Note that XComs are similar to Variables, but are specifically designed for inter-task communication rather than global settings.

Variables

Variables are a generic way to store and retrieve arbitrary content or settings as a simple key value store within Airflow. Variables can be listed, created, updated and deleted from the UI (Admin -> Variables) or from code. While your pipeline code definition and most of your constants and variables should be defined in code and stored in source control, it can be useful to have some variables or configuration items accessible and modifiable through the UI.

from airflow.models import Variable
foo = Variable.get("foo")
bar = Variable.get("bar", deserialize_json=True)

The second call assumes json content and will be deserialized into bar. Note that Variable is a sqlalchemy model and can be used as such.

Branching

Sometimes you need a workflow to branch, or only go down a certain path based on an arbitrary condition which is typically related to something that happened in an upstream task. One way to do this is by using the BranchPythonOperator.

The BranchPythonOperator is much like the PythonOperator except that it expects a python_callable that returns a task_id. The task_id returned is followed, and all of the other paths are skipped. The task_id returned by the Python function has to be referencing a task directly downstream from the BranchPythonOperator task.
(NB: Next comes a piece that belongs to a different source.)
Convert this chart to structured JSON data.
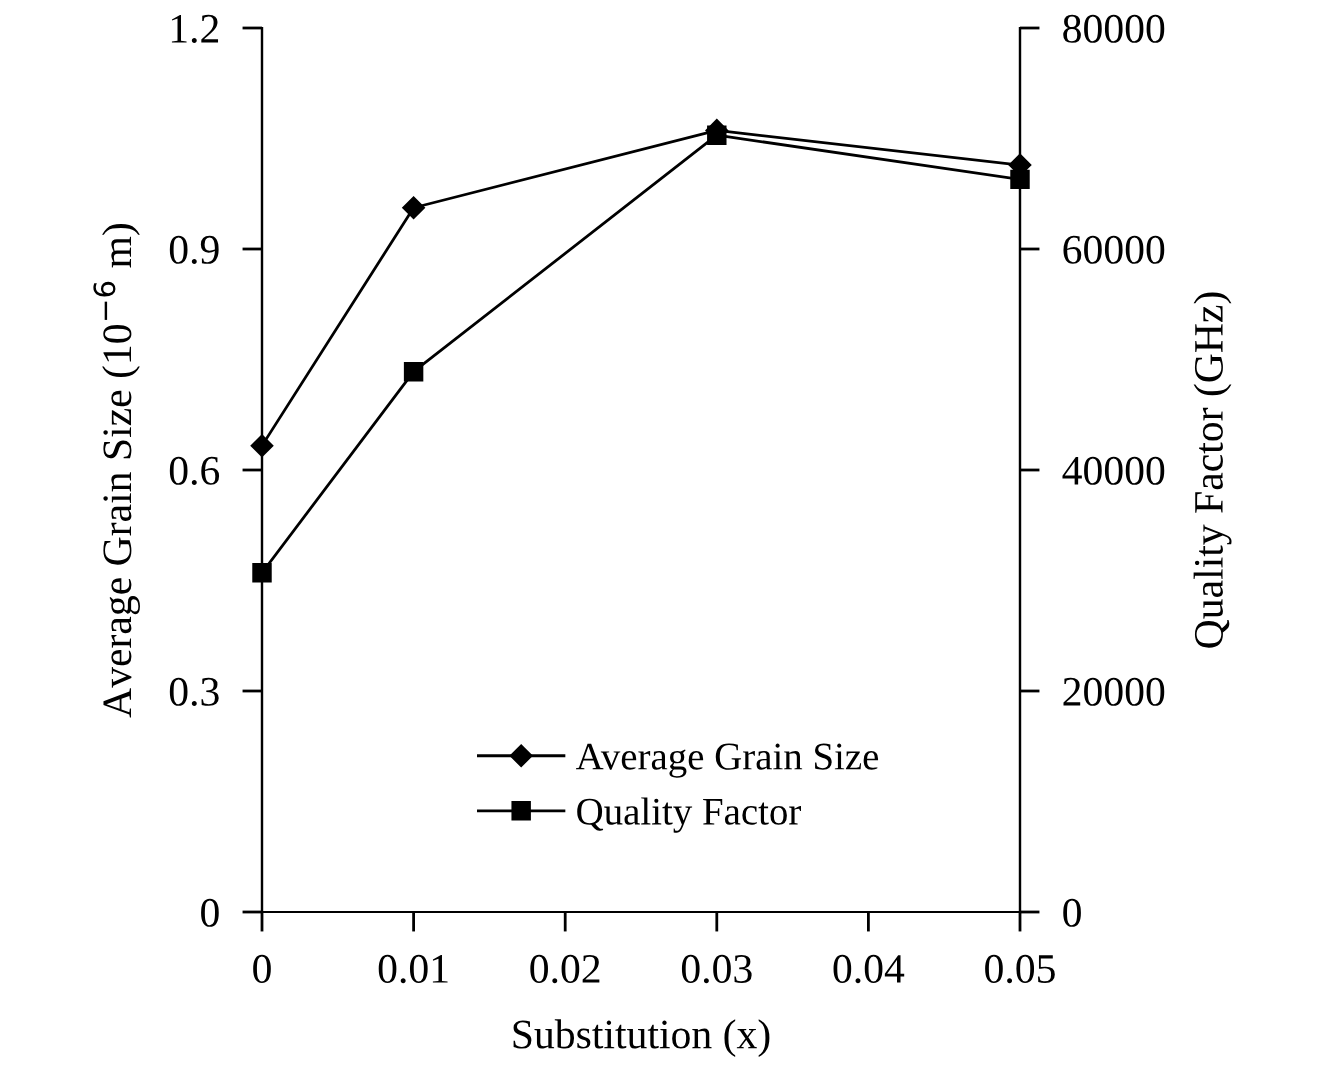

Note that using tasks with depends_on_past=True downstream from BranchPythonOperator is logically unsound as skipped status will invariably lead to block tasks that depend on their past successes. skipped states propagates where all directly upstream tasks are skipped.

SLAs

Service Level Agreements, or time by which a task or DAG should have succeeded, can be set at a task level as a timedelta. If one or many instances have not succeeded by that time, an alert email is sent detailing the list of tasks that missed their SLA. The event is also recorded in the database and made available in the web UI under Browse->Missed SLAs where events can be analyzed and documented.

Trigger Rules

Though the normal workflow behavior is to trigger tasks when all their directly upstream tasks have succeeded, Airflow allows for more complex dependency settings.

All operators have a trigger_rule argument which defines the rule by which the generated task get triggered. The default value for trigger_rule is all_success and can be defined as "trigger this task when all directly upstream tasks have succeeded". All other rules described here are based on direct parent tasks and are values that can be passed to any operator while creating tasks:

  • all_success: (default) all parents have succeeded
  • all_failed: all parents are in a failed or upstream_failed state
  • all_done: all parents are done with their execution
  • one_failed: fires as soon as at least one parent has failed, it does not wait for all parents to be done
  • one_success: fires as soon as at least one parent succeeds, it does not wait for all parents to be done
  • dummy: dependencies are just for show, trigger at will

Note that these can be used in conjunction with depends_on_past (boolean) that, when set to True, keeps a task from getting triggered if the previous schedule for the task hasn't succeeded.